Reducing Your Monthly Payments
Is your refinance primarily to lower your rate and monthly payments? Then your best choice may be a low fixed-rate loan. An ARM (Adjustable Rate Mortgage) or a fixed mortgage with a high rate are loans that you may want to refinance. Different that the ARM, your low fixed rate mortgage stays at a certain low rate for the term of the loan, even if interest rates rise. If you aren't expecting to move in the near future (about 5 years), a fixed rate mortgage loan can especially be a good option. But if you do expect to move more quickly, you will need to consider an ARM with a low initial rate in order to achieve reduced payments.
Getting Out some Cash
Is your refinance goal primarily to pull out some of your home equity for an infusion of cash? Perhaps you're dreaming of a cruise; you have to pay college tuition for your child; or you plan to renovate your home. With this in mind, you'll need to look for a loan for more than the balance remaining of your current mortgage loan.Then you'll You will want to qualify for a loan for a bigger amount than the balance remaining on your existing mortgage in this case. If you've had your current mortgage loan for a long time and/or have a mortgage loan with a high interest rate, you might\could be able to do this without making your mortgage payment higher.
Consolidating Debt
Maybe you hope to cash out a portion of the equity (cash out) to use toward other debt. If you have a fair amount of equity, paying off other debt with higher interest that your home loan (credit cards or home equity loans, for example) might help save you a chunk of money every month.

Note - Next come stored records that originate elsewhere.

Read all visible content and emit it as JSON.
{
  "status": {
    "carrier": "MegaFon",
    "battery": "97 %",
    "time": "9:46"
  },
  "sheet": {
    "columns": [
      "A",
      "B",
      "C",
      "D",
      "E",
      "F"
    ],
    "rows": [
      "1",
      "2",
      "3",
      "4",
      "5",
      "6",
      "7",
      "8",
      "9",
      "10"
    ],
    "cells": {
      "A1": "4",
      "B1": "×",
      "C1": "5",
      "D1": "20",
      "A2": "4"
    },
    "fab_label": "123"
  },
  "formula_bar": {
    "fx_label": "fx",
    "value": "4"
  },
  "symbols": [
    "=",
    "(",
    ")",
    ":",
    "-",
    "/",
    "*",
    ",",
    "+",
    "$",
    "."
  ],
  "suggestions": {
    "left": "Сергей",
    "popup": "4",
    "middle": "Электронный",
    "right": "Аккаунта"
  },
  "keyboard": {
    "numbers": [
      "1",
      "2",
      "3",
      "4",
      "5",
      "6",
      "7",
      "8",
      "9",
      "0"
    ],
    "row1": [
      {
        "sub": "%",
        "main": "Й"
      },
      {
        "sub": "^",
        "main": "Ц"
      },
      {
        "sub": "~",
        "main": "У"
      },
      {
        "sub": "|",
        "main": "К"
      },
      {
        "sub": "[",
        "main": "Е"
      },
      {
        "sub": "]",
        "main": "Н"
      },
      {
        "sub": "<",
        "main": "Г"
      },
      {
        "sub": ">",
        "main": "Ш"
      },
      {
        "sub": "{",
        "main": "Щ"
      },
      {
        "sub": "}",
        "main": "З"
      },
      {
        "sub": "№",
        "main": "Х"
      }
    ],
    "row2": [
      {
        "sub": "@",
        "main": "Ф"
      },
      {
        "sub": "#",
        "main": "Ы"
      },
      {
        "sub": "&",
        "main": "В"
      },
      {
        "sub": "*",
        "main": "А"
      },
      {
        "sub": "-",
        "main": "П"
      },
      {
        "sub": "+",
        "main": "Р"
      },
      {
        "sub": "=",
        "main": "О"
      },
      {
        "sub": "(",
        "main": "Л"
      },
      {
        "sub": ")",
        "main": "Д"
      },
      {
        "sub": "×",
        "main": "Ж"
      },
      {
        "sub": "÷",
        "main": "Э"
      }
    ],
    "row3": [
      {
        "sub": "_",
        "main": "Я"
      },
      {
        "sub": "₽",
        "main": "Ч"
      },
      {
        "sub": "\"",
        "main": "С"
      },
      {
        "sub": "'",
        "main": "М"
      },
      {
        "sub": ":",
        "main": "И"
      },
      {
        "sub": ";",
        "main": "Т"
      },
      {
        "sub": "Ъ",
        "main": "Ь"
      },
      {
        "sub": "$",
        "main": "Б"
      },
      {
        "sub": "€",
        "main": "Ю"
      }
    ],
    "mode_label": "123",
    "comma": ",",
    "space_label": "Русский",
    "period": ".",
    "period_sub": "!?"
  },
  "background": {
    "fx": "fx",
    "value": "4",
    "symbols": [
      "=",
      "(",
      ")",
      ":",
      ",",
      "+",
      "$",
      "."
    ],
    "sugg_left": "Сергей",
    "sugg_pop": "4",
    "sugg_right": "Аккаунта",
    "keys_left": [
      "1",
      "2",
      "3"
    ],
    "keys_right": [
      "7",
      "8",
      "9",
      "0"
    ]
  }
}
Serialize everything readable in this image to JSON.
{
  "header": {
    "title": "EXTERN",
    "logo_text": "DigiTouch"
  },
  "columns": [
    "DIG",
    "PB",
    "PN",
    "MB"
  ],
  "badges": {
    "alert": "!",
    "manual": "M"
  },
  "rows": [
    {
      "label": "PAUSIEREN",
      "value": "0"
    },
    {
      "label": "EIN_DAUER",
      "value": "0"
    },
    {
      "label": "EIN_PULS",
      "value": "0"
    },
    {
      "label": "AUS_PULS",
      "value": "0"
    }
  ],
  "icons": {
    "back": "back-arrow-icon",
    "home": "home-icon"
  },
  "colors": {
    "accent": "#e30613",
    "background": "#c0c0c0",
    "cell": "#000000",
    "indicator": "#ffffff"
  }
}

Building up Equity More Quickly
Do you need to build up home equity quicker, and have your mortgage paid off more quickly? Consider refinancing to a shorterterm loan, such as a 15-year mortgage loan. Your monthly payments will likely be more than they were with the longer term loan, but in exchange, you will pay quite a bit less interest and can build up equity quicker. However, if you've held your current thirty-year mortgage for a number of years and the remaining balance is somewhat low, you might be do this without increasing your monthly payment — it's even possible to save! To help you determine your options and the numerous benefits of refinancing, please call us at 561-447-9580. We are here for you.
Curious about refinancing your home? Give us a call: 561-447-9580.